I read The Eye of the World that summer, a memorable time in life. I was a university student staying at school through the summer to take my next semester's worth of classes early as part of the Engineering Co-op program. When the normal school semester began in September I'd be off to work as a junior engineer at an industry job.
But that summer I was largely alone. Nearly all my friends had gone home. I was sub-letting a room in a strange place. I literally stepped over an unconscious person in front of my door once and sometimes walked past piles of garbage so old there were maggots on them. These were
inside the building. I didn't have a lot of money to spend on entertainment— I think I went to a movie
once that summer— and I didn't mix well with the other people in my building so I read a lot of books.
I absolutely loved
The Eye of the World. It's a swords-and-sorcery story drawing inspiration from J.R.R. Tolkien's
Lord of the Rings. Five young people— 4 are portrayed as teens and one as likely a 20-something— are escorted from their village by a powerful sorceress (Moiraine, an Aes Sedai), her Samurai like guard (Lan, a Warder), and a traveling minstrel (Thom, a gleeman) in search of fulfilling a prophecy about stopping the spread of evil across their land.
A Series that Went Long
One advantage of starting the series 18 months after the first book was published is that I was able to read its sequel,
The Great Hunt, right away.

It, too, was published in 1990, so it was there for me in summer '91. For the third book,
The Dragon Reborn, I'd have to wait until later that year. Oh, the yearning!
That yearning for the next novel in the series would play out many times. Series creator Robert Jordan said in interviews back in the early 1990s that he'd conceived the story as being told in a trilogy but quickly realized as he wrote the first book that it would stretch to 4 volumes. Then he realized it would be 5. Then 6. Then.... Well, the series finally completed in 2013 with
14 volumes.
The series even outlived the author; Jordan died in 2007, not having finished the series! The final 3 novels were completed by Brandon Sanderson from partial manuscripts Jordan left behind.
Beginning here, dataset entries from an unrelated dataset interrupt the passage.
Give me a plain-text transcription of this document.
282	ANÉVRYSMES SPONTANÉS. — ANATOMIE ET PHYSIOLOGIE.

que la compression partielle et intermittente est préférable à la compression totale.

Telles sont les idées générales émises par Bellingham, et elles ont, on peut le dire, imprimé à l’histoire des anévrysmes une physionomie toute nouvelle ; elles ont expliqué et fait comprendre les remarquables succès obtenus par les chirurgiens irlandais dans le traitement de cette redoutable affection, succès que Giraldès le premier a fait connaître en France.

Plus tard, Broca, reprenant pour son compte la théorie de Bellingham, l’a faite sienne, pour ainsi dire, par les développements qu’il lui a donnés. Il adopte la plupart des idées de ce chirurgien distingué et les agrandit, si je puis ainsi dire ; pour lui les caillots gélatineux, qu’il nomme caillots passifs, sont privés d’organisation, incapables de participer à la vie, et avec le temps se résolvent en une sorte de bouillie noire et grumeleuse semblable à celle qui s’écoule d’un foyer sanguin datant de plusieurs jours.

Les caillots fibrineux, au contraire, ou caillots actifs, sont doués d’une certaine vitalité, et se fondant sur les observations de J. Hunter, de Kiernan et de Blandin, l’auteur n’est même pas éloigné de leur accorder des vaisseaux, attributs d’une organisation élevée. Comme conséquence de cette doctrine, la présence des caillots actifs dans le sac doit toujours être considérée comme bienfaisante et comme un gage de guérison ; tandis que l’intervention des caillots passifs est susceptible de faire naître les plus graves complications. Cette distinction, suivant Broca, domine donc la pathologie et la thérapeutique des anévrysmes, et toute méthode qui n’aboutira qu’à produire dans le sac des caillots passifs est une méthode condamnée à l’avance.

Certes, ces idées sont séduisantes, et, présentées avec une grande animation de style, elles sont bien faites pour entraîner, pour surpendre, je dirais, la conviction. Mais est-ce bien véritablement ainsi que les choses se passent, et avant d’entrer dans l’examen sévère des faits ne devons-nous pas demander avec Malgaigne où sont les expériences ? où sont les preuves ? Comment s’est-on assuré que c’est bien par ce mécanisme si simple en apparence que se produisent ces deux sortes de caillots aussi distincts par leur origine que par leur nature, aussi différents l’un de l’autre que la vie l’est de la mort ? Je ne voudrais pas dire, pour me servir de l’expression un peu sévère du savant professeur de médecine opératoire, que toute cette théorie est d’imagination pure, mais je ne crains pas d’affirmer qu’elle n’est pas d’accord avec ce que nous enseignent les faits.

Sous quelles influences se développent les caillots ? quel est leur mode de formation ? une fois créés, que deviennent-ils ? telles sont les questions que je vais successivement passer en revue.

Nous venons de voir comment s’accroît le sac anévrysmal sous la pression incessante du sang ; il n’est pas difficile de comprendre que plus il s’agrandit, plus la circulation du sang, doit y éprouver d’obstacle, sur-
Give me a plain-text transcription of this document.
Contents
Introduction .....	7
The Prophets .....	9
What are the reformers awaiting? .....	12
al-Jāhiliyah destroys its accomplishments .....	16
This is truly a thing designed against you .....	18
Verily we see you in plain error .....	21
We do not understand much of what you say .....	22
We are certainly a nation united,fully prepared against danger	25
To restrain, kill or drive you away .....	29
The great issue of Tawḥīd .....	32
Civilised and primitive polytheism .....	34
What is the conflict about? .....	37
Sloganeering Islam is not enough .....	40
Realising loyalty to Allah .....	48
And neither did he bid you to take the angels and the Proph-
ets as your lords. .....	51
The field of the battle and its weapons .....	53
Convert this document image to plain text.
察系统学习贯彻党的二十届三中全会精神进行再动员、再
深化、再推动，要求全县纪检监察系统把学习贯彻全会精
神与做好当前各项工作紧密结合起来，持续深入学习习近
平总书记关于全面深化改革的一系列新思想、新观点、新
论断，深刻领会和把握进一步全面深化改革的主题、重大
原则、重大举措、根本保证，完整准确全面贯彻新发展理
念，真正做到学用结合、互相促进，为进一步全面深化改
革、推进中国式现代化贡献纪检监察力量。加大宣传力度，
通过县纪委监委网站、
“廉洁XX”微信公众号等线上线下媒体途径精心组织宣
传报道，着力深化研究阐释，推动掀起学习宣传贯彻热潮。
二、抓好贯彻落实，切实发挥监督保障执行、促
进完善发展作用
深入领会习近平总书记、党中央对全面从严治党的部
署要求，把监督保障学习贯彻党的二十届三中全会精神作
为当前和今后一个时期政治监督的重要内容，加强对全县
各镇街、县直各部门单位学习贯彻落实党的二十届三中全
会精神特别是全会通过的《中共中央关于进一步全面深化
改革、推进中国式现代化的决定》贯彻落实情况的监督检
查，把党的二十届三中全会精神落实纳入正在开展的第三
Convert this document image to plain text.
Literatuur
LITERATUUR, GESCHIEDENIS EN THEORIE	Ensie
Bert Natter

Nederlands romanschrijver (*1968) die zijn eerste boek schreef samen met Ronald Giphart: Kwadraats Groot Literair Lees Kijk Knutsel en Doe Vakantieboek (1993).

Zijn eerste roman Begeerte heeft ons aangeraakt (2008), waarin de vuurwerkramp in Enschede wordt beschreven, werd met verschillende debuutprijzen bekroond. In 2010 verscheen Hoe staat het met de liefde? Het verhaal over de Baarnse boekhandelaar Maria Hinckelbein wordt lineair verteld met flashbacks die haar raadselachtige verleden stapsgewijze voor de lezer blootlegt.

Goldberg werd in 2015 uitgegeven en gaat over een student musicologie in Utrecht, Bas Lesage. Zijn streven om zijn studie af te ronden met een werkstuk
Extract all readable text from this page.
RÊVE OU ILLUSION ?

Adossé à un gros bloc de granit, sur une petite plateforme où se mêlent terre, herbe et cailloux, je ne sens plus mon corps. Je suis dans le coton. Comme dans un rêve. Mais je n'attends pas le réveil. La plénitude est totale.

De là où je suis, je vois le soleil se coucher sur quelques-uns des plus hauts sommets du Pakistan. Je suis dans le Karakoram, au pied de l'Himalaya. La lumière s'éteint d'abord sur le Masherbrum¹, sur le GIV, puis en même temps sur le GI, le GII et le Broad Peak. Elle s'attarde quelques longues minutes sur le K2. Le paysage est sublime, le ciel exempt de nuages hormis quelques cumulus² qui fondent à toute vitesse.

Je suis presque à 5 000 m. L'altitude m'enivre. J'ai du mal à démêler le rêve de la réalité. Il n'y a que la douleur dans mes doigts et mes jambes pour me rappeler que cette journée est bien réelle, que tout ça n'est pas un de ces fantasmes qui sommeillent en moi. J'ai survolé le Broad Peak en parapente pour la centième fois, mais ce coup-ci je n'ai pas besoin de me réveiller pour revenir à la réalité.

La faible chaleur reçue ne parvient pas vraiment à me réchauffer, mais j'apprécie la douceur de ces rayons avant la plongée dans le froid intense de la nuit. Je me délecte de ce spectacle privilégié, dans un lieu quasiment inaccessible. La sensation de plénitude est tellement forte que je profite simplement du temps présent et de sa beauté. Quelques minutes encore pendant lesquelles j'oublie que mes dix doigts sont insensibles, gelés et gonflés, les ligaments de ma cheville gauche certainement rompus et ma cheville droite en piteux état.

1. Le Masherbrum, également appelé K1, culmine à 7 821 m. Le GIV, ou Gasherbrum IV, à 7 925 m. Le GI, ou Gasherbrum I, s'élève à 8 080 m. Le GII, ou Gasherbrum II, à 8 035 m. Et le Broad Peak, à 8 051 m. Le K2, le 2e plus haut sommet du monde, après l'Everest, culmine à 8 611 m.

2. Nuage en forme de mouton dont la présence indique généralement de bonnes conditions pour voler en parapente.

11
Indeed, the series' length was the main criticism against it. It was long not just because the story was long but because Jordan wrote in a lengthy style. To some the verbose descriptions of characters and settings were extraneous detail. "Reading Robert Jordan is like drinking a gallon of gravy," one online critic quipped. To others of us, though, the depth of detail was part of what made the series so enjoyable. We could picture the fantastic cities of his realm, and the characters seemed so real and complete we could imagine them jumping off the page.